Issue #4: China’s Financial Situation

China’s debt has been growing at a furious pace. As the chart below shows, since the financial crisis, China has been taking on debt rapidly in order to maintain economic growth.

Geopolitical Trump

(Source: Bloomberg)

Rapid debt growth has been associated with economic crises in other nations. China does have high savings rates that should protect it from triggering a problem. We doubt China can avoid a rise in non-performing loans. The key issue is how the losses are allocated. In the past, China has allocated loan losses to the household sector. We suspect that will happen again.

However, there is a concern that households and others may be worried about the assignment of losses or worse. Foreign reserves have been falling steadily for two years.

Geopolitical

(Source: Bloomberg)

Foreign reserves peaked in mid-2014 and have declined nearly 24% since then. We suspect this drop is due to capital flight. At the end of November, the Chinese government implemented more stringent rules to prevent money from leaving China. This has caused great concern among Western firms who are finding it difficult to repatriate funds as part of their normal business operations.

Some of China’s capital flight is coming to the U.S. Local West Coast real estate markets have become targets of Chinese investors.4 Although capital flight is a benefit for the foreign nations who receive the flows, it could destabilize China’s economy. This could become an issue in 2017.

Ramifications

In our opinion, these four issues are the most geopolitically important for the upcoming year. Usually, geopolitical events tend to be bearish for risk assets. However, these particular issues could cause specific concerns. For example, a malevolent hegemon could be quite bullish for the U.S. but bearish for foreign markets. A strong dollar that comes from rising global instability could weaken emerging markets. Usually, a stronger dollar is bearish for commodities as well, but if the dollar strength is due to international instability then commodities will probably benefit. If European elections lead to an increase in populism, U.S. financial and real estate will look attractive as well.

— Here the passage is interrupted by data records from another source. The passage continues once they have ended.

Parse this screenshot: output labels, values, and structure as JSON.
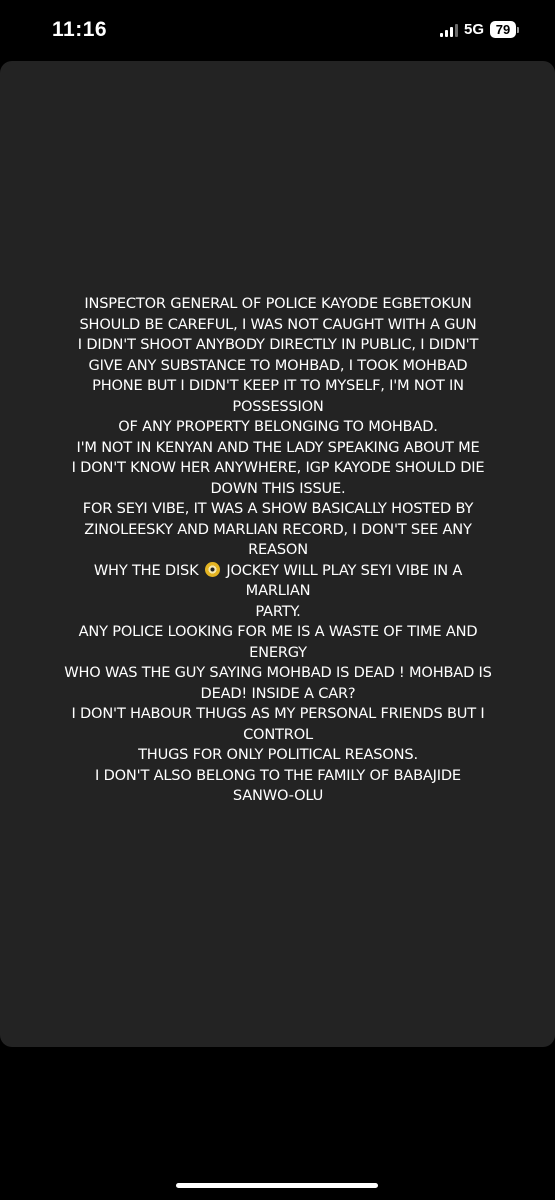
{
  "status_bar": {
    "time": "11:16",
    "network": "5G",
    "battery": "79",
    "signal_icon": "cellular-signal-icon",
    "battery_icon": "battery-icon"
  },
  "story": {
    "lines": [
      "INSPECTOR GENERAL OF POLICE KAYODE EGBETOKUN",
      "SHOULD BE CAREFUL, I WAS NOT CAUGHT WITH A GUN",
      "I DIDN'T SHOOT ANYBODY DIRECTLY IN PUBLIC, I DIDN'T",
      "GIVE ANY SUBSTANCE TO MOHBAD, I TOOK MOHBAD",
      "PHONE BUT I DIDN'T KEEP IT TO MYSELF, I'M NOT IN",
      "POSSESSION",
      "OF ANY PROPERTY BELONGING TO MOHBAD.",
      "I'M NOT IN KENYAN AND THE LADY SPEAKING ABOUT ME",
      "I DON'T KNOW HER ANYWHERE, IGP KAYODE SHOULD DIE",
      "DOWN THIS ISSUE.",
      "FOR SEYI VIBE, IT WAS A SHOW BASICALLY HOSTED BY",
      "ZINOLEESKY AND MARLIAN RECORD, I DON'T SEE ANY",
      "REASON",
      "WHY THE DISK",
      "JOCKEY WILL PLAY SEYI VIBE IN A",
      "MARLIAN",
      "PARTY.",
      "ANY POLICE LOOKING FOR ME IS A WASTE OF TIME AND",
      "ENERGY",
      "WHO WAS THE GUY SAYING MOHBAD IS DEAD ! MOHBAD IS",
      "DEAD! INSIDE A CAR?",
      "I DON'T HABOUR THUGS AS MY PERSONAL FRIENDS BUT I",
      "CONTROL",
      "THUGS FOR ONLY POLITICAL REASONS.",
      "I DON'T ALSO BELONG TO THE FAMILY OF  BABAJIDE",
      "SANWO-OLU"
    ],
    "disc_icon": "optical-disc-emoji-icon"
  }
}
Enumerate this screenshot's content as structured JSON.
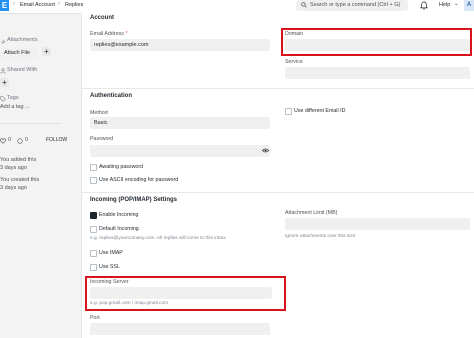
{
  "topbar": {
    "logo": "E",
    "breadcrumbs": [
      "Email Account",
      "Replies"
    ],
    "search_placeholder": "Search or type a command (Ctrl + G)",
    "help_label": "Help",
    "avatar_initial": "A"
  },
  "sidebar": {
    "attachments_label": "Attachments",
    "attach_file_label": "Attach File",
    "shared_with_label": "Shared With",
    "tags_label": "Tags",
    "add_tag_label": "Add a tag ...",
    "likes_count": "0",
    "comments_count": "0",
    "follow_label": "FOLLOW",
    "added_text": "You added this",
    "added_time": "3 days ago",
    "created_text": "You created this",
    "created_time": "3 days ago"
  },
  "account": {
    "section_title": "Account",
    "email_label": "Email Address",
    "email_value": "replies@example.com",
    "domain_label": "Domain",
    "domain_value": "",
    "service_label": "Service",
    "service_value": ""
  },
  "authentication": {
    "section_title": "Authentication",
    "method_label": "Method",
    "method_value": "Basic",
    "use_different_email_label": "Use different Email ID",
    "password_label": "Password",
    "awaiting_password_label": "Awaiting password",
    "ascii_label": "Use ASCII encoding for password"
  },
  "incoming": {
    "section_title": "Incoming (POP/IMAP) Settings",
    "enable_incoming_label": "Enable Incoming",
    "enable_incoming_checked": true,
    "default_incoming_label": "Default Incoming",
    "default_incoming_help": "e.g. replies@yourcomany.com. All replies will come to this inbox.",
    "use_imap_label": "Use IMAP",
    "use_ssl_label": "Use SSL",
    "attachment_limit_label": "Attachment Limit (MB)",
    "attachment_limit_help": "Ignore attachments over this size",
    "incoming_server_label": "Incoming Server",
    "incoming_server_value": "",
    "incoming_server_help": "e.g. pop.gmail.com / imap.gmail.com",
    "port_label": "Port"
  },
  "colors": {
    "highlight": "#d9131c",
    "brand": "#2490ef"
  }
}
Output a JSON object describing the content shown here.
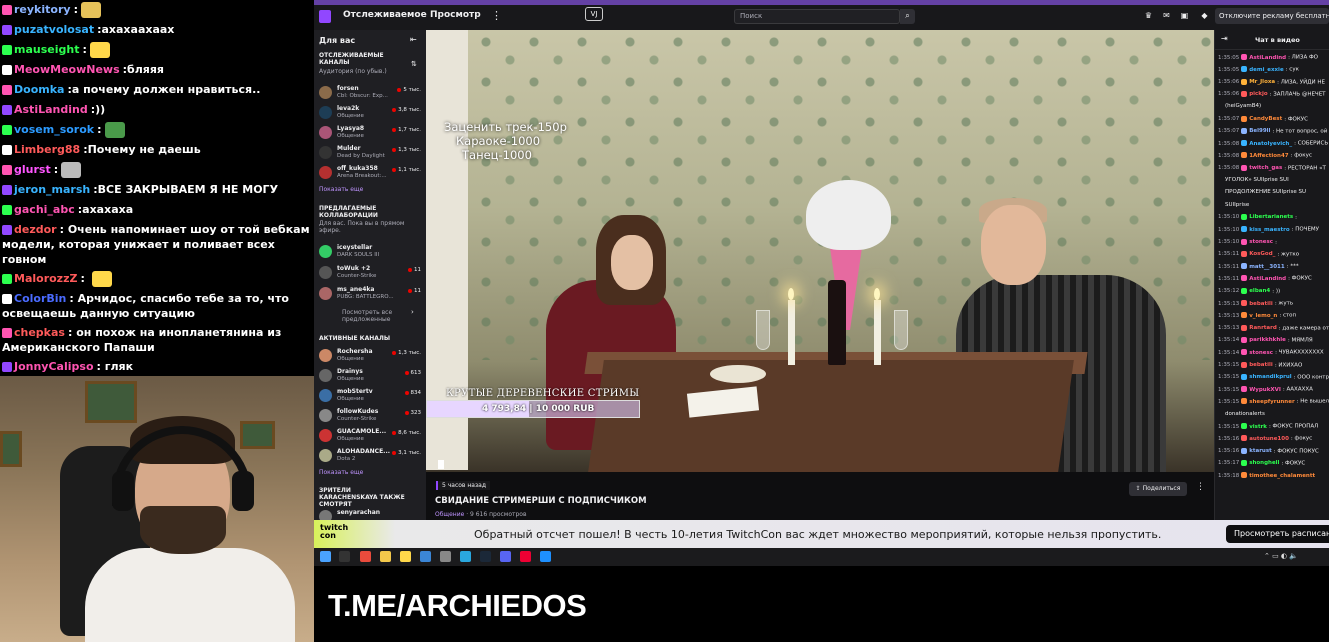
{
  "overlay_chat": [
    {
      "name": "reykitory",
      "color": "#8bb4ff",
      "text": "",
      "emote": "#e6c25a"
    },
    {
      "name": "puzatvolosat",
      "color": "#39b4ff",
      "text": "ахахаахаах",
      "emote": ""
    },
    {
      "name": "mauseight",
      "color": "#2cff4f",
      "text": "",
      "emote": "#ffd84a"
    },
    {
      "name": "MeowMeowNews",
      "color": "#ff55b2",
      "text": "бляяя",
      "emote": ""
    },
    {
      "name": "Doomka",
      "color": "#39b4ff",
      "text": "а почему должен нравиться..",
      "emote": ""
    },
    {
      "name": "AstiLandind",
      "color": "#ff55b2",
      "text": "))",
      "emote": ""
    },
    {
      "name": "vosem_sorok",
      "color": "#2c9bff",
      "text": "",
      "emote": "#4a9a4a"
    },
    {
      "name": "Limberg88",
      "color": "#ff5a5a",
      "text": "Почему не даешь",
      "emote": ""
    },
    {
      "name": "glurst",
      "color": "#ff55ff",
      "text": "",
      "emote": "#bbbbbb"
    },
    {
      "name": "jeron_marsh",
      "color": "#39b4ff",
      "text": "ВСЕ ЗАКРЫВАЕМ Я НЕ МОГУ",
      "emote": ""
    },
    {
      "name": "gachi_abc",
      "color": "#ff55b2",
      "text": "ахахаха",
      "emote": ""
    }
  ],
  "overlay_chat_wrapped": [
    {
      "name": "dezdor",
      "color": "#ff5a5a",
      "text": "Очень напоминает шоу от той вебкам модели, которая унижает и поливает всех говном"
    },
    {
      "name": "MalorozzZ",
      "color": "#ff5a5a",
      "text": ""
    },
    {
      "name": "ColorBin",
      "color": "#4a6bff",
      "text": "Арчидос, спасибо тебе за то, что освещаешь данную ситуацию"
    },
    {
      "name": "chepkas",
      "color": "#ff5a5a",
      "text": "он похож на инопланетянина из Американского Папаши"
    },
    {
      "name": "JonnyCalipso",
      "color": "#ff55b2",
      "text": "гляк"
    }
  ],
  "topbar": {
    "nav_following": "Отслеживаемое",
    "nav_browse": "Просмотр",
    "more": "⋮",
    "center_icon": "VJ",
    "search_placeholder": "Поиск",
    "search_icon": "⌕",
    "ad_button": "Отключите рекламу бесплатно"
  },
  "sidebar": {
    "header": "Для вас",
    "collapse": "⇤",
    "followed_title": "Отслеживаемые каналы",
    "followed_sub": "Аудитория (по убыв.)",
    "followed": [
      {
        "name": "forsen",
        "game": "Cbl: Obscur: Exp...",
        "viewers": "5 тыс.",
        "color": "#8b6b4a"
      },
      {
        "name": "leva2k",
        "game": "Общение",
        "viewers": "3,8 тыс.",
        "color": "#1d3d55"
      },
      {
        "name": "Lyasya8",
        "game": "Общение",
        "viewers": "1,7 тыс.",
        "color": "#aa5577"
      },
      {
        "name": "Mulder",
        "game": "Dead by Daylight",
        "viewers": "1,3 тыс.",
        "color": "#333"
      },
      {
        "name": "off_kuka358",
        "game": "Arena Breakout:...",
        "viewers": "1,1 тыс.",
        "color": "#b53030"
      }
    ],
    "show_more": "Показать еще",
    "collab_title": "Предлагаемые коллаборации",
    "collab_sub": "Для вас. Пока вы в прямом эфире.",
    "collabs": [
      {
        "name": "iceystellar",
        "game": "DARK SOULS III",
        "viewers": "",
        "color": "#3c6"
      },
      {
        "name": "toWuk +2",
        "game": "Counter-Strike",
        "viewers": "11",
        "color": "#555"
      },
      {
        "name": "ms_ane4ka",
        "game": "PUBG: BATTLEGRO...",
        "viewers": "11",
        "color": "#a66"
      }
    ],
    "collab_more": "Посмотреть все предложенные",
    "active_title": "Активные каналы",
    "active": [
      {
        "name": "Rochersha",
        "game": "Общение",
        "viewers": "1,3 тыс.",
        "color": "#cc8866"
      },
      {
        "name": "Drainys",
        "game": "Общение",
        "viewers": "613",
        "color": "#666"
      },
      {
        "name": "mobStertv",
        "game": "Общение",
        "viewers": "834",
        "color": "#3a6ea5"
      },
      {
        "name": "followKudes",
        "game": "Counter-Strike",
        "viewers": "323",
        "color": "#888"
      },
      {
        "name": "GUACAMOLE...",
        "game": "Общение",
        "viewers": "8,6 тыс.",
        "color": "#c33"
      },
      {
        "name": "ALOHADANCE...",
        "game": "Dota 2",
        "viewers": "3,1 тыс.",
        "color": "#aa8"
      }
    ],
    "active_more": "Показать еще",
    "viewers_also_title": "Зрители KARACHENSKAYA также смотрят",
    "viewers_also": [
      {
        "name": "senyarachan",
        "game": "",
        "viewers": "",
        "color": "#777"
      }
    ]
  },
  "video": {
    "overlay_lines": [
      "Заценить трек-150р",
      "Караоке-1000",
      "Танец-1000"
    ],
    "donation_title": "КРУТЫЕ ДЕРЕВЕНСКИЕ СТРИМЫ",
    "donation_amount": "4 793,84",
    "donation_goal": "10 000 RUB",
    "donation_progress": 0.479
  },
  "stream_info": {
    "ago": "5 часов назад",
    "title": "СВИДАНИЕ СТРИМЕРШИ С ПОДПИСЧИКОМ",
    "category": "Общение",
    "views": " · 9 616 просмотров",
    "share": "Поделиться",
    "more": "⋮"
  },
  "chat": {
    "title": "Чат в видео",
    "collapse": "⇥",
    "lines": [
      {
        "t": "1:35:05",
        "u": "AstiLandind",
        "c": "#ff55b2",
        "m": ": ЛИЗА ФО"
      },
      {
        "t": "1:35:05",
        "u": "demi_exxie",
        "c": "#39b4ff",
        "m": ": сук"
      },
      {
        "t": "1:35:06",
        "u": "Mr_Jloxa",
        "c": "#ffb23a",
        "m": ": ЛИЗА, УЙДИ НЕ"
      },
      {
        "t": "1:35:06",
        "u": "pickjo",
        "c": "#ff5a5a",
        "m": ": ЗАПЛАЧЬ @НЕЧЕТ"
      },
      {
        "t": "",
        "u": "",
        "c": "#efeff1",
        "m": "(heiGyamB4)"
      },
      {
        "t": "1:35:07",
        "u": "CandyBest",
        "c": "#ff8a3a",
        "m": ": ФОКУС"
      },
      {
        "t": "1:35:07",
        "u": "Bel99ll",
        "c": "#8bb4ff",
        "m": ": Не тот вопрос, ой не"
      },
      {
        "t": "1:35:08",
        "u": "Anatolyevich_",
        "c": "#39b4ff",
        "m": ": СОБЕРИСЬ"
      },
      {
        "t": "1:35:08",
        "u": "1Affection47",
        "c": "#ff8a3a",
        "m": ": фокус"
      },
      {
        "t": "1:35:08",
        "u": "twitch_gas",
        "c": "#ff55b2",
        "m": ": РЕСТОРАН «Т"
      },
      {
        "t": "",
        "u": "",
        "c": "#efeff1",
        "m": "УГОЛОК» SUIIprise SUI"
      },
      {
        "t": "",
        "u": "",
        "c": "#efeff1",
        "m": "ПРОДОЛЖЕНИЕ SUIIprise SU"
      },
      {
        "t": "",
        "u": "",
        "c": "#efeff1",
        "m": "SUIIprise"
      },
      {
        "t": "1:35:10",
        "u": "Libertarianets",
        "c": "#2cff4f",
        "m": ":"
      },
      {
        "t": "1:35:10",
        "u": "kiss_maestro",
        "c": "#39b4ff",
        "m": ": ПОЧЕМУ"
      },
      {
        "t": "1:35:10",
        "u": "stonesc",
        "c": "#ff55b2",
        "m": ":"
      },
      {
        "t": "1:35:11",
        "u": "KosGod_",
        "c": "#ff5a5a",
        "m": ": жутко"
      },
      {
        "t": "1:35:11",
        "u": "matt__3011",
        "c": "#8bb4ff",
        "m": ": ***"
      },
      {
        "t": "1:35:11",
        "u": "AstiLandind",
        "c": "#ff55b2",
        "m": ": ФОКУС"
      },
      {
        "t": "1:35:12",
        "u": "elban4",
        "c": "#2cff4f",
        "m": ": ))"
      },
      {
        "t": "1:35:13",
        "u": "bebatili",
        "c": "#ff5a5a",
        "m": ": жуть"
      },
      {
        "t": "1:35:13",
        "u": "v_lemo_n",
        "c": "#ff8a3a",
        "m": ": стоп"
      },
      {
        "t": "1:35:13",
        "u": "Ranrtard",
        "c": "#ff5a5a",
        "m": ": даже камера от"
      },
      {
        "t": "1:35:14",
        "u": "parikkhkhle",
        "c": "#ff55b2",
        "m": ": МЯМЛЯ"
      },
      {
        "t": "1:35:14",
        "u": "stonesc",
        "c": "#ff55b2",
        "m": ": ЧУВАКХХХХХХХ"
      },
      {
        "t": "1:35:15",
        "u": "bebatili",
        "c": "#ff5a5a",
        "m": ": ИХИХАО"
      },
      {
        "t": "1:35:15",
        "u": "shmandikprul",
        "c": "#39b4ff",
        "m": ": ООО контр"
      },
      {
        "t": "1:35:15",
        "u": "WypukXVI",
        "c": "#ff55b2",
        "m": ": ААХАХХА"
      },
      {
        "t": "1:35:15",
        "u": "sheepfyrunner",
        "c": "#ff8a3a",
        "m": ": Не вышел дл"
      },
      {
        "t": "",
        "u": "",
        "c": "#efeff1",
        "m": "donationalerts"
      },
      {
        "t": "1:35:15",
        "u": "vistrk",
        "c": "#2cff4f",
        "m": ": ФОКУС ПРОПАЛ"
      },
      {
        "t": "1:35:16",
        "u": "autotune100",
        "c": "#ff5a5a",
        "m": ": фокус"
      },
      {
        "t": "1:35:16",
        "u": "ktarust",
        "c": "#8bb4ff",
        "m": ": ФОКУС ПОКУС"
      },
      {
        "t": "1:35:17",
        "u": "shonghell",
        "c": "#2cff4f",
        "m": ": ФОКУС"
      },
      {
        "t": "1:35:18",
        "u": "timothee_chalamentt",
        "c": "#ff8a3a",
        "m": ""
      }
    ]
  },
  "banner": {
    "logo": "twitch con",
    "text": "Обратный отсчет пошел! В честь 10-летия TwitchCon вас ждет множество мероприятий, которые нельзя пропустить.",
    "button": "Просмотреть расписание"
  },
  "bottom": {
    "channel_text": "T.ME/ARCHIEDOS"
  }
}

President-elect Trump presents a unique set of risks that are not completely definable; in fact, unpredictability is seen as a virtue by the incoming president. At present, it is unclear if Trump will side with traditional supply-side Republicans or with right-wing populists. We expect him to attempt to placate both. But, in the end, rising populism will need to be addressed and this factor will need to be monitored in the coming year.